Opinion: At town meetings, the minority rules
September 8, 2022
On a cloudy Saturday afternoon last October, residents of Wayland, Massachusetts gathered on the high school turf. Hundreds of white folding chairs perched stiffly before an imposing stage, many of them vacant. A man read out a proposal on an echoing microphone. In response, 353 hands rose in support. Just like that, a law passed that affects 13,724 people. This is our town meeting, an almost 400-year-old legislative process that lacks one thing: democracy.
Here’s why. Wayland has an open meeting format, in which voting is available to all citizens. On paper, this sounds about as democratic as it gets, but it doesn’t happen that way. Since it’s impossible to vote without attending what could be four long hours of discussion, many lower-income parents and working families can’t find the time to appear. They have to go to jobs, do household chores or take care of children. As a result, by-laws are often decided by a coalition of older retired voters, the ones with the time to devote a chunk of a Saturday to sitting in a chair. Town meetings across New England tend to have a shockingly low turnout, and Wayland is no exception.
The attendees of this meeting accounted for less than 5% of voting-age residents, meaning that the other 95%, for whatever reason, did not exercise the rights that should be accessible to them. The alternative to accessibility is no less than disenfranchisement. In order to create this accessibility, institutions can’t just exist as they are.
The town meeting is the public forum that decides town budget and legislation across New England. These began in the 1630s, a form of early democracy. But while Massachusetts communities expand in population and evolve into the modern era, the model largely remains the same as the Puritans intended.

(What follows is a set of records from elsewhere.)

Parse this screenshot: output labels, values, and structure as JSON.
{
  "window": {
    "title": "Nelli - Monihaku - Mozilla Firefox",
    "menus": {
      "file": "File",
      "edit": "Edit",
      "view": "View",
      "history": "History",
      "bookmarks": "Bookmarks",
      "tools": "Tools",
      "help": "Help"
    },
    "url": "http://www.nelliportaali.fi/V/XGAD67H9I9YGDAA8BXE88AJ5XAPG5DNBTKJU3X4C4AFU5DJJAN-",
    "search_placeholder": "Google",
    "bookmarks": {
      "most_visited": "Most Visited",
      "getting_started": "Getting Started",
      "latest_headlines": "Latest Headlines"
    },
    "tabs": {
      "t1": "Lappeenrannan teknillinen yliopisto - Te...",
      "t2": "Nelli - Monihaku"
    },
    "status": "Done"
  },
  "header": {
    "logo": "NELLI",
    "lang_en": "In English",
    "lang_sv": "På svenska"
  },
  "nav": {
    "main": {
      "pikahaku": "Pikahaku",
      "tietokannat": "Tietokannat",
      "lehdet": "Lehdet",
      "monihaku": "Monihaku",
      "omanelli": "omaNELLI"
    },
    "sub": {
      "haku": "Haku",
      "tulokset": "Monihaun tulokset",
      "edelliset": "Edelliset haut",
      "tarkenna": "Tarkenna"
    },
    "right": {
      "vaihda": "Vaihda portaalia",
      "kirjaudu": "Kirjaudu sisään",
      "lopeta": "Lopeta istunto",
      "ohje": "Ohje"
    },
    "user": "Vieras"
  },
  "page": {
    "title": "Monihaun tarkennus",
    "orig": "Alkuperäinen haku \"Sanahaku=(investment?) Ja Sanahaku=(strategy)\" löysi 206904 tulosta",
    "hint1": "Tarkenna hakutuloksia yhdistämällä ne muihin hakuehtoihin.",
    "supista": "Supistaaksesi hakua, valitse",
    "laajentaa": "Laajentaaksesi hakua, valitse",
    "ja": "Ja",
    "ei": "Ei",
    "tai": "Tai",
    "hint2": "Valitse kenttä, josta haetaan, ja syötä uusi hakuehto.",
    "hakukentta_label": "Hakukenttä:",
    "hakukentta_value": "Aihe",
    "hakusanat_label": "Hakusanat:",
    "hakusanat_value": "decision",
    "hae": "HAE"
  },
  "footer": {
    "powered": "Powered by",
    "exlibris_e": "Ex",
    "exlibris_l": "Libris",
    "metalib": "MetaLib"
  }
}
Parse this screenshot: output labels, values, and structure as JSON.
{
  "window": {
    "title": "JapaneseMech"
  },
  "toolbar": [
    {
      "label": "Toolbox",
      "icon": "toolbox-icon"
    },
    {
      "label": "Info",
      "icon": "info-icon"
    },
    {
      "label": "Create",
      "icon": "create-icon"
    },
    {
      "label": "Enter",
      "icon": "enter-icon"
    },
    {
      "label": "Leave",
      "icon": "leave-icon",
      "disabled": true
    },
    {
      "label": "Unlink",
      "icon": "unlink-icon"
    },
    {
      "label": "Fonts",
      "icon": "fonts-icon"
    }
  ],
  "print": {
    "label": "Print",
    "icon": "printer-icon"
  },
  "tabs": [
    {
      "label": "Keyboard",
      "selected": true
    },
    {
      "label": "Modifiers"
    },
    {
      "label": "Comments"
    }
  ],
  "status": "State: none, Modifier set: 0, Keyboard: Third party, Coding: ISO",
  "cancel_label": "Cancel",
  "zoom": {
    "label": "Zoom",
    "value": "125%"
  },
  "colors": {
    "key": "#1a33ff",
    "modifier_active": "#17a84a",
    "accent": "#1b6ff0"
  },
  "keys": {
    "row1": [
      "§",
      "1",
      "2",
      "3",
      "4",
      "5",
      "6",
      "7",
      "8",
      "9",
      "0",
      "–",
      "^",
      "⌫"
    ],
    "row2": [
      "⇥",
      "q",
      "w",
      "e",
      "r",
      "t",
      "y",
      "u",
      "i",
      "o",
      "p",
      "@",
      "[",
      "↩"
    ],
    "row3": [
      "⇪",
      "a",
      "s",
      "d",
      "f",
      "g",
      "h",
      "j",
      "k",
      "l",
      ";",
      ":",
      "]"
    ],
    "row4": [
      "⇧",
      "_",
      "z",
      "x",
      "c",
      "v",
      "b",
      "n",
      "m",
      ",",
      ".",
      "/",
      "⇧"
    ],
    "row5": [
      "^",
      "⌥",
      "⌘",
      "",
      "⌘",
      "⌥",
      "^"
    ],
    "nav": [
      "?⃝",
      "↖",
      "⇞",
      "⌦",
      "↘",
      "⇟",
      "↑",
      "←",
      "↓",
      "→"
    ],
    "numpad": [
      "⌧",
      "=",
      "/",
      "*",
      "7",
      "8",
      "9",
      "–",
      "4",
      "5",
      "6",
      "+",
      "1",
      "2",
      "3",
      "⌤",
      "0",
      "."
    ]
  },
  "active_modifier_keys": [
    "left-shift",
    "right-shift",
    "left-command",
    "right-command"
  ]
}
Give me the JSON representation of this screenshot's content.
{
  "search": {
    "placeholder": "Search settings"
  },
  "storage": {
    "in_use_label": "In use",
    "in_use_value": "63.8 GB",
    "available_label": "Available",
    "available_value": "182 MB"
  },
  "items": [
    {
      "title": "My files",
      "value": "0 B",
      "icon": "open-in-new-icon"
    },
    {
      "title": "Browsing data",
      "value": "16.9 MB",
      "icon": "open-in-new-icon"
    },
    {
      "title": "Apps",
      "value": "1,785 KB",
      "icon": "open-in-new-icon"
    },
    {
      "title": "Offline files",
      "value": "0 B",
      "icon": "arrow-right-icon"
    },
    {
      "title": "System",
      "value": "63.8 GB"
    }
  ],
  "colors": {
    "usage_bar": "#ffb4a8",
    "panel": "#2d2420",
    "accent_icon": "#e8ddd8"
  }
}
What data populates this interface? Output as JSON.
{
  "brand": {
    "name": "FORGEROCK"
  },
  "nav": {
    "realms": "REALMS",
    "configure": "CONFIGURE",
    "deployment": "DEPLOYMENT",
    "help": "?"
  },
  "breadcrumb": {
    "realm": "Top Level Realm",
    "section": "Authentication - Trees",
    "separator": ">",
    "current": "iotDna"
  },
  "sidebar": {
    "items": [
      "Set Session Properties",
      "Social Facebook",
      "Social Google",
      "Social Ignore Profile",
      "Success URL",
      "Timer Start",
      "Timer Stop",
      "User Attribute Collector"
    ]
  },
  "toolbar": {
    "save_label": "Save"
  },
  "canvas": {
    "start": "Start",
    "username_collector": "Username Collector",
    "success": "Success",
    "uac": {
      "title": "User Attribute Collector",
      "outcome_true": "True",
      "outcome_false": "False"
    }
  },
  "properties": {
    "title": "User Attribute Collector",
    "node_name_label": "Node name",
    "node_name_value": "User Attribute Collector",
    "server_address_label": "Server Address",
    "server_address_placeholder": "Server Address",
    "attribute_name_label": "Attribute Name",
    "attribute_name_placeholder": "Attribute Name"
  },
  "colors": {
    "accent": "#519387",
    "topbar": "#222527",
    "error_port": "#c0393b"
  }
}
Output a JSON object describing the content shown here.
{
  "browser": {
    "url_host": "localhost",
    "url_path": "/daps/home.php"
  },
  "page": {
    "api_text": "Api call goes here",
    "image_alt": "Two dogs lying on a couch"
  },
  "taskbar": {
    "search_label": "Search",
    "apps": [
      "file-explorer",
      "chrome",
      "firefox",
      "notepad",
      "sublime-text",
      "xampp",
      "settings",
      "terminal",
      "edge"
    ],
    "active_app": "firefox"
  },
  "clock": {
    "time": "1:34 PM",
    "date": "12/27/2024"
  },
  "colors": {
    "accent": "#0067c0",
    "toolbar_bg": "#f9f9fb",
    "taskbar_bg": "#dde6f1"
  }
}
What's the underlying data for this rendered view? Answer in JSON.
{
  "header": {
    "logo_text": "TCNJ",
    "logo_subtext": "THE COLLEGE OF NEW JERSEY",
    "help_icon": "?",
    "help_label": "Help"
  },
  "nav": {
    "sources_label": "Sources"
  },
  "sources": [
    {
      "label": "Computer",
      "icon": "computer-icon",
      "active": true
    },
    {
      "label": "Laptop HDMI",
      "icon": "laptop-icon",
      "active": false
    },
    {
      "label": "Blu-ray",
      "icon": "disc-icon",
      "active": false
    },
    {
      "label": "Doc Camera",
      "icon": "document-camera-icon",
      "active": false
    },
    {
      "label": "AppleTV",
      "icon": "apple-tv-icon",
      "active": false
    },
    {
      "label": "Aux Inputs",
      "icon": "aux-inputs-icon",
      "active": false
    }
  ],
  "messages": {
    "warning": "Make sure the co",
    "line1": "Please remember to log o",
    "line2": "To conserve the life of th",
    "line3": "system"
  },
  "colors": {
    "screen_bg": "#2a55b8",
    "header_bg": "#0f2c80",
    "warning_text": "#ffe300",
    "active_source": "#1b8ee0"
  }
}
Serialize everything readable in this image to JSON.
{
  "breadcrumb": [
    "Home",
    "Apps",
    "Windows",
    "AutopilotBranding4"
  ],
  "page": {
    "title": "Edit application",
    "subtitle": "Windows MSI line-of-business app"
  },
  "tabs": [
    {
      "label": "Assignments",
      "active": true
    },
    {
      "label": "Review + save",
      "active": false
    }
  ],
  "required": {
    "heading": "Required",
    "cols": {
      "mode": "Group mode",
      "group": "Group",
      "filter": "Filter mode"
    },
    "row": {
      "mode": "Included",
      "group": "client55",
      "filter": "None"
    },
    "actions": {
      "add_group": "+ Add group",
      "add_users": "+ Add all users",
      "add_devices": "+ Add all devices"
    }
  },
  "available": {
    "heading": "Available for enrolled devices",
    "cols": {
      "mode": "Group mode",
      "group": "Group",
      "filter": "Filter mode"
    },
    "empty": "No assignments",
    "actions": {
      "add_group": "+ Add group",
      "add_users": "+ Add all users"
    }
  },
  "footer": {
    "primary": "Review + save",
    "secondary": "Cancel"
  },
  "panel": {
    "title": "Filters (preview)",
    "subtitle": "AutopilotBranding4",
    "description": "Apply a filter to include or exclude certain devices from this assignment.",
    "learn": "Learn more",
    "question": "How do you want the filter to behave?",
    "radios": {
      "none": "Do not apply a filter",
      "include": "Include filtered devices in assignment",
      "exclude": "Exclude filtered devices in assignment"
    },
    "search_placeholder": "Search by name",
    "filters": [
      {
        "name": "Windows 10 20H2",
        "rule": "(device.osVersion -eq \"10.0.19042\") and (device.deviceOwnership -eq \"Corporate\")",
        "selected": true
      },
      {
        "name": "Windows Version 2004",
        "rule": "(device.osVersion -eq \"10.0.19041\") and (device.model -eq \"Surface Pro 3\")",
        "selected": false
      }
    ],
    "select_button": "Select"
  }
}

We all know about the issue on the table that Saturday: a new turf field for youth sports. Those hands banned its construction for the upcoming three years, arguing that it would create a burden on the budget. The clash of a powerful elderly voting bloc and the demands of the young continues to keep our town at odds, and yet we refuse to keep the open town meeting in the past.
And Wayland is not unique. This issue is indicative of the problematic priorities of our country: our insistence on the status quo at the cost of the better interests of the people. In national elections, older Americans are widely overrepresented. According to The Guardian, in 2016, 72% of Americans 65 and over voted, compared to just 41% of those 18 to 24. Votes turn into legislation, and legislation to action. All of these things happen in our nation with the consent of too few.
It wasn’t the residents’ fault that they happened to be available, or unavailable, on that October Saturday. It also was not their fault that the people who did show up didn’t have as much of an investment in youth sports as, say, the youth. The blame lies in the establishment that actively makes voting unrealistic for many town citizens, in effect, prioritizing the values of one demographic over another.
This doesn’t mean we should trash town meetings, though. Massachusetts law states that any municipality larger than 6,000 residents has the option to transition to a representative format. In this system, citizens elect representatives to be town meeting members who sit through the event and vote on the issues. Considering the fact that Wayland’s population is well over double the recommended minimum, it’s clear there is a straightforward solution to this issue, if only we can use it. Town meetings could become what they’ve always intended to be: a democratic process.
For our nation, however, the changes aren’t so simple. It’s going to take more than a policy pivot to rectify the inequities of centuries of suppression and underrepresentation. But we can learn something from our town.
I’m disappointed that we didn’t get a new field, but I’m even more angry that our local democratic processes cannot and will not represent their people. We’ve outgrown colonial times and the tiny box its legislative system has put us in. It’s time we tried something new.